I suggest finishing the meal off with peanut sauce, a little soy sauce, and Sriracha. Enjoy!
INGREDIENTS
2 packages extra firm tofu
Onion powder
Garlic powder
Chili powder
Ginger
½ tbsp sesame oil
1 16 oz. package broccoli slaw
2 bunches fresh kale (or 1 cup frozen)
½ cup frozen sweet peas
½ cup shelled edamame
Liquid aminos (or soy sauce)
Sesame seeds
NOTE: I like to eat this dish over white rice, but you can also use rice noodles. What’s great about this meal is that everything can cook at the same time! I start my rice in the rice cooker first, prep my tofu and throw it in the oven, and then cook the slaw while I wait for the tofu and rice to finish. Super easy and so, so good!

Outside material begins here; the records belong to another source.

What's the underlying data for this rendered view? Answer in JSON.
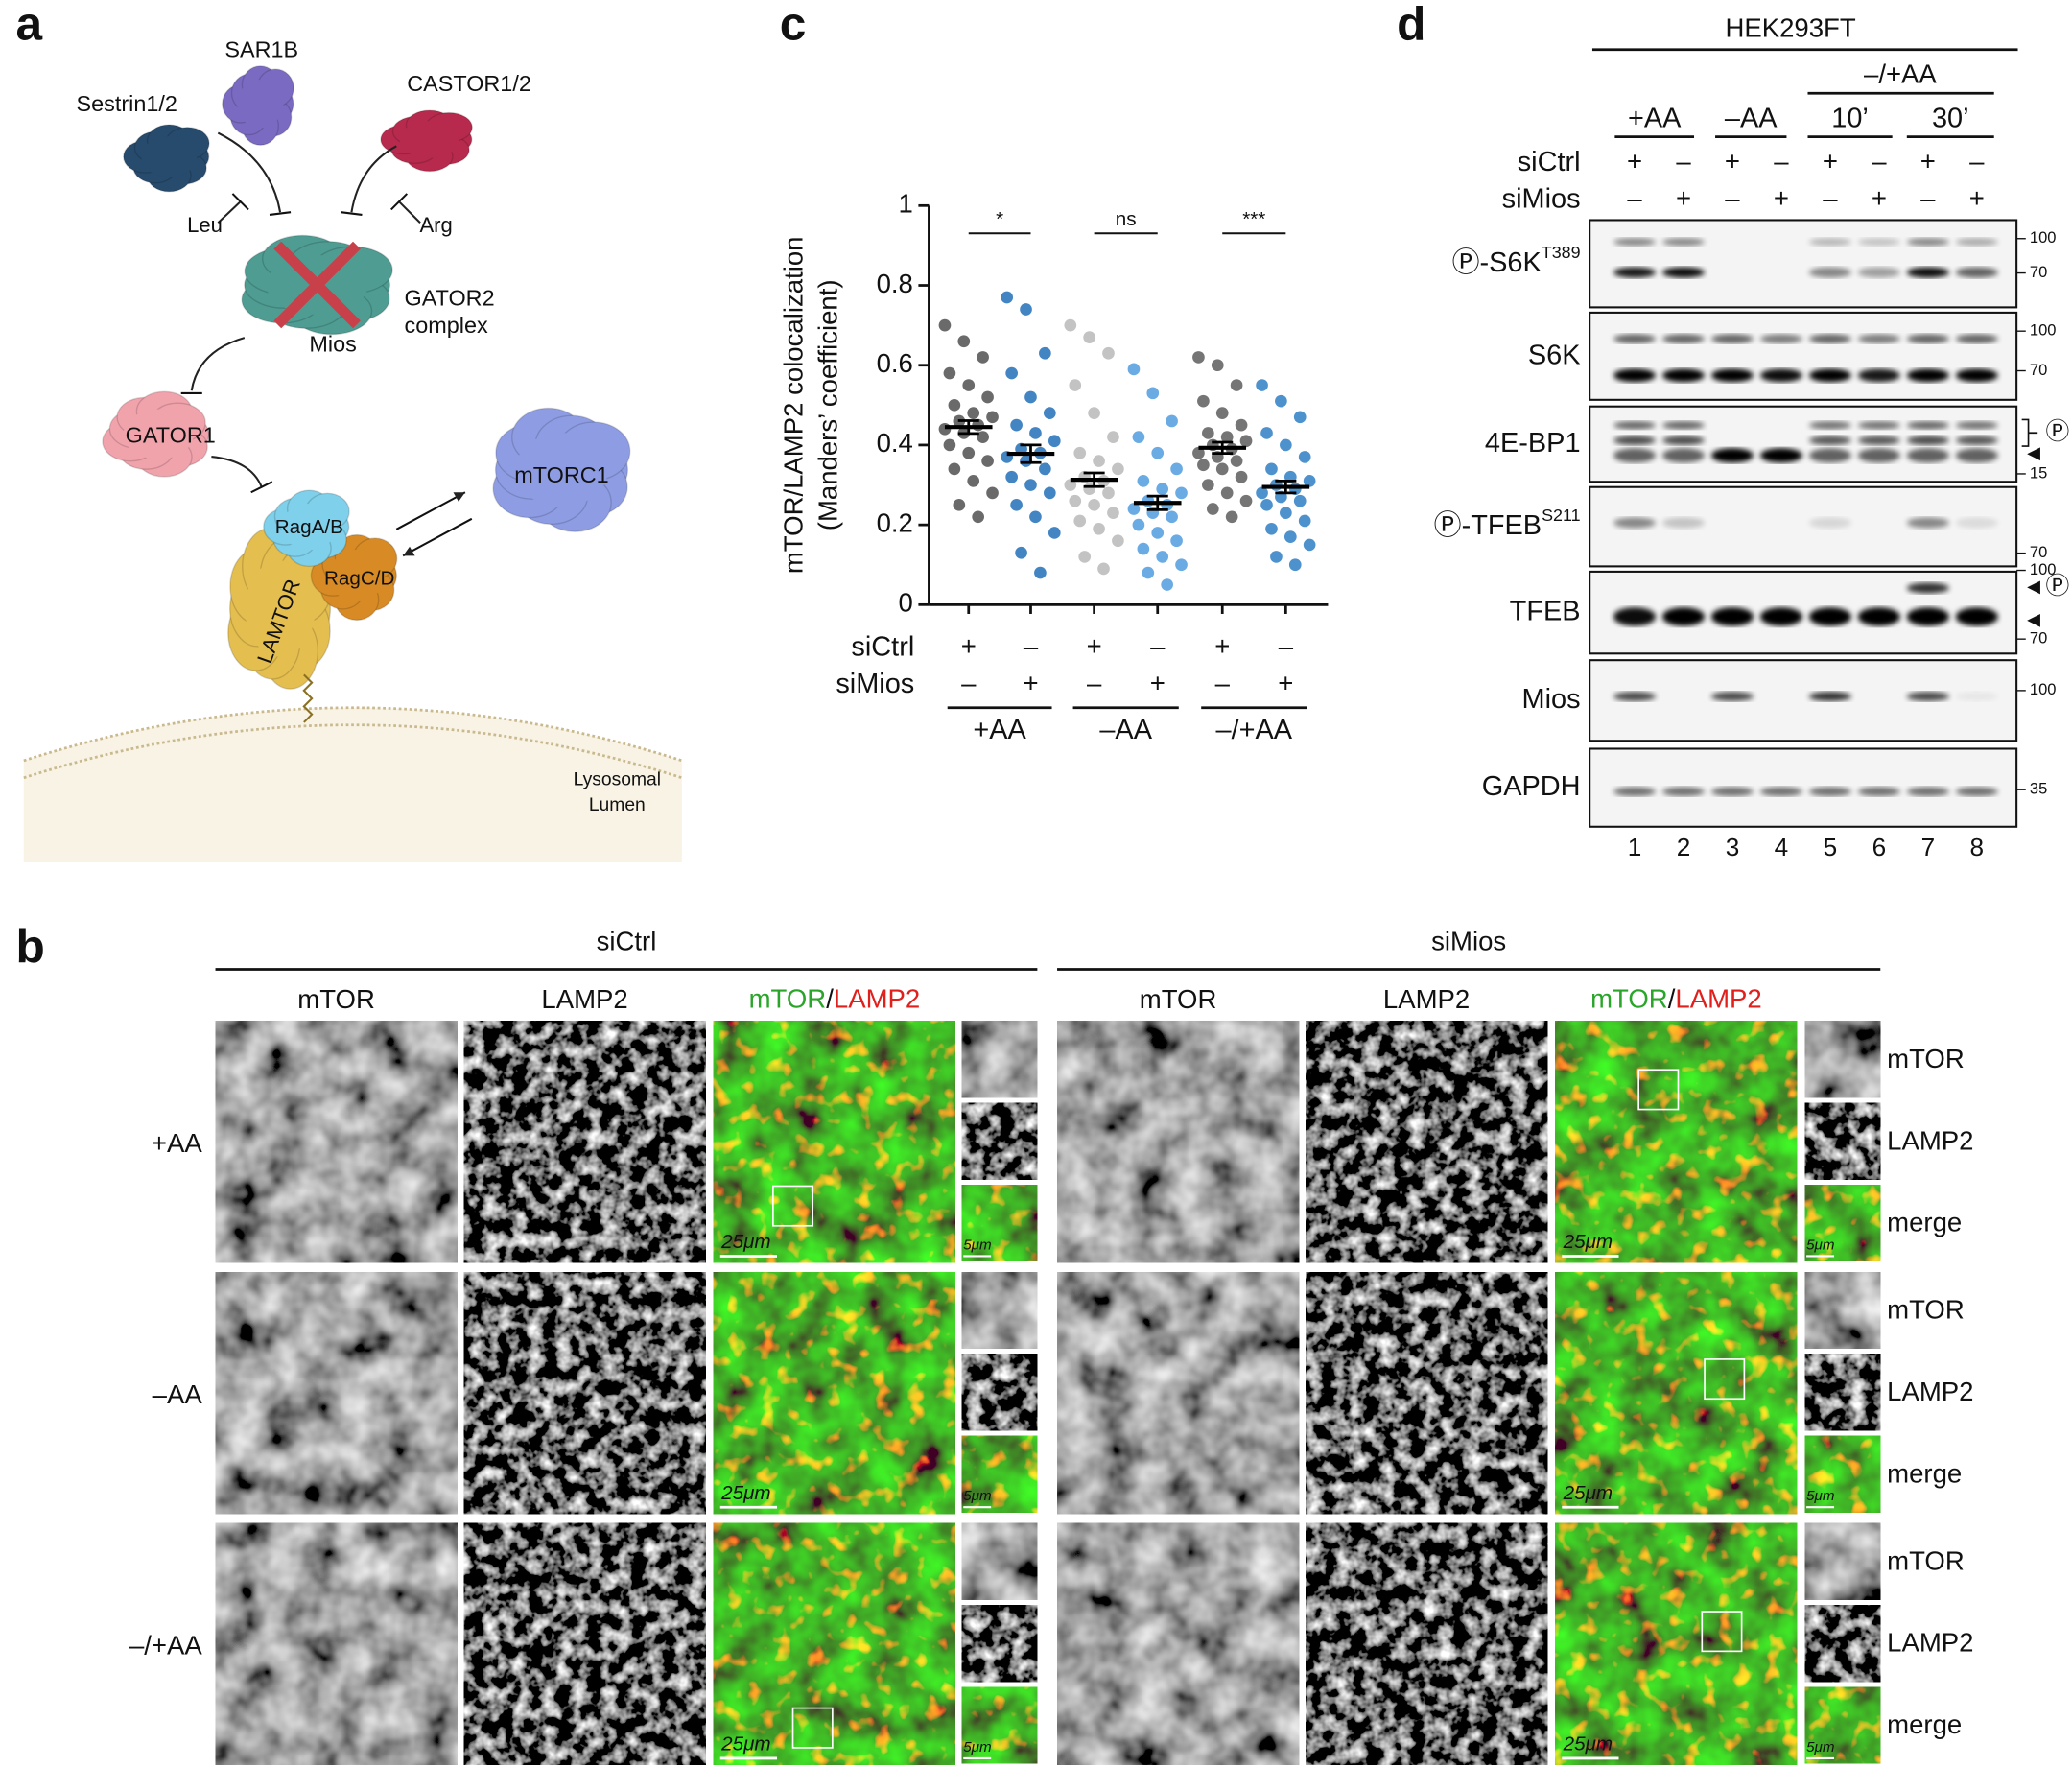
{
  "panel_a": {
    "letter": "a",
    "sestrin": "Sestrin1/2",
    "sar1b": "SAR1B",
    "castor": "CASTOR1/2",
    "leu": "Leu",
    "arg": "Arg",
    "gator2": [
      "GATOR2",
      "complex"
    ],
    "mios": "Mios",
    "gator1": "GATOR1",
    "rag_ab": "RagA/B",
    "rag_cd": "RagC/D",
    "lamtor": "LAMTOR",
    "mtorc1": "mTORC1",
    "lumen": [
      "Lysosomal",
      "Lumen"
    ]
  },
  "panel_b": {
    "letter": "b",
    "groups": [
      "siCtrl",
      "siMios"
    ],
    "channels": [
      "mTOR",
      "LAMP2"
    ],
    "merge": [
      "mTOR",
      "/",
      "LAMP2"
    ],
    "conditions": [
      "+AA",
      "–AA",
      "–/+AA"
    ],
    "inset_labels": [
      "mTOR",
      "LAMP2",
      "merge"
    ],
    "scale_bars": [
      "25μm",
      "5μm"
    ]
  },
  "chart_data": {
    "type": "dotplot",
    "letter": "c",
    "ylabel": [
      "mTOR/LAMP2 colocalization",
      "(Manders’ coefficient)"
    ],
    "ylim": [
      0,
      1
    ],
    "yticks": [
      0,
      0.2,
      0.4,
      0.6,
      0.8,
      1
    ],
    "row_labels": [
      "siCtrl",
      "siMios"
    ],
    "siCtrl": [
      "+",
      "–",
      "+",
      "–",
      "+",
      "–"
    ],
    "siMios": [
      "–",
      "+",
      "–",
      "+",
      "–",
      "+"
    ],
    "conditions": [
      "+AA",
      "–AA",
      "–/+AA"
    ],
    "significance": [
      "*",
      "ns",
      "***"
    ],
    "groups": [
      {
        "color": "#5a5a5a",
        "mean": 0.445,
        "sem": 0.016,
        "points": [
          0.7,
          0.66,
          0.62,
          0.58,
          0.55,
          0.52,
          0.5,
          0.48,
          0.47,
          0.46,
          0.45,
          0.44,
          0.43,
          0.42,
          0.4,
          0.38,
          0.36,
          0.34,
          0.31,
          0.28,
          0.25,
          0.22
        ]
      },
      {
        "color": "#2f78bd",
        "mean": 0.378,
        "sem": 0.022,
        "points": [
          0.77,
          0.74,
          0.63,
          0.58,
          0.52,
          0.48,
          0.45,
          0.43,
          0.41,
          0.39,
          0.38,
          0.37,
          0.36,
          0.34,
          0.32,
          0.3,
          0.28,
          0.25,
          0.22,
          0.18,
          0.13,
          0.08
        ]
      },
      {
        "color": "#bdbdbd",
        "mean": 0.313,
        "sem": 0.017,
        "points": [
          0.7,
          0.67,
          0.63,
          0.55,
          0.48,
          0.42,
          0.38,
          0.36,
          0.34,
          0.32,
          0.31,
          0.3,
          0.29,
          0.28,
          0.26,
          0.25,
          0.23,
          0.21,
          0.19,
          0.16,
          0.12,
          0.09
        ]
      },
      {
        "color": "#5aa2e0",
        "mean": 0.255,
        "sem": 0.017,
        "points": [
          0.59,
          0.53,
          0.46,
          0.42,
          0.38,
          0.34,
          0.31,
          0.29,
          0.28,
          0.26,
          0.25,
          0.24,
          0.23,
          0.22,
          0.2,
          0.18,
          0.16,
          0.14,
          0.12,
          0.1,
          0.08,
          0.05
        ]
      },
      {
        "color": "#666666",
        "mean": 0.393,
        "sem": 0.014,
        "points": [
          0.62,
          0.6,
          0.55,
          0.51,
          0.48,
          0.45,
          0.43,
          0.42,
          0.41,
          0.4,
          0.39,
          0.38,
          0.37,
          0.36,
          0.35,
          0.34,
          0.32,
          0.3,
          0.28,
          0.26,
          0.24,
          0.22
        ]
      },
      {
        "color": "#3a86c8",
        "mean": 0.295,
        "sem": 0.015,
        "points": [
          0.55,
          0.51,
          0.47,
          0.43,
          0.4,
          0.37,
          0.34,
          0.32,
          0.31,
          0.3,
          0.29,
          0.28,
          0.27,
          0.26,
          0.25,
          0.23,
          0.21,
          0.19,
          0.17,
          0.15,
          0.12,
          0.1
        ]
      }
    ]
  },
  "panel_d": {
    "letter": "d",
    "cell_line": "HEK293FT",
    "time_group": "–/+AA",
    "conditions": [
      "+AA",
      "–AA",
      "10’",
      "30’"
    ],
    "row_labels": [
      "siCtrl",
      "siMios"
    ],
    "siCtrl": [
      "+",
      "–",
      "+",
      "–",
      "+",
      "–",
      "+",
      "–"
    ],
    "siMios": [
      "–",
      "+",
      "–",
      "+",
      "–",
      "+",
      "–",
      "+"
    ],
    "blots": [
      {
        "name": "Ⓟ-S6K",
        "sup": "T389",
        "markers": [
          100,
          70
        ]
      },
      {
        "name": "S6K",
        "markers": [
          100,
          70
        ]
      },
      {
        "name": "4E-BP1",
        "markers": [
          15
        ],
        "annotation": "Ⓟ"
      },
      {
        "name": "Ⓟ-TFEB",
        "sup": "S211",
        "markers": [
          70
        ]
      },
      {
        "name": "TFEB",
        "markers": [
          100,
          70
        ],
        "annotation": "Ⓟ"
      },
      {
        "name": "Mios",
        "markers": [
          100
        ]
      },
      {
        "name": "GAPDH",
        "markers": [
          35
        ]
      }
    ],
    "lanes": [
      1,
      2,
      3,
      4,
      5,
      6,
      7,
      8
    ]
  }
}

1. Preheat oven to 450. Line a baking sheet with foil and spray with cooking spray. Drain or squeeze tofu of all liquid. Cut tofu into cubes that are about 1 inch x 1 inch. (This doesn’t have to be exact–just medium sized cubes. If the cubes are too small, they will get too crunchy. Medium sized cubes will be crispy on the outside and soft on the inside.)
2. Place tofu cubes on the baking sheet. Sprinkle liberally with onion powder, garlic powder, chili powder, and ginger. Bake in the oven for 20-25 minutes, or until outsides are golden brown and insides are soft.
3. While the tofu is cooking, make the slaw. Heat the sesame oil in a large pan. Place broccoli slaw, kale, sweet peas, edamame, liquid aminos, and sesame seeds in the pan. Cook on medium heat for 10-15 minutes, or until slaw has cooked down.
4. Place the cooked slaw and baked tofu on top of rice. Drizzle with peanut sauce, soy sauce, and Sriracha. For an easy homemade peanut sauce, I combine peanut butter, soy sauce, sesame oil, Sriracha, and hot water until it is a sauce consistency.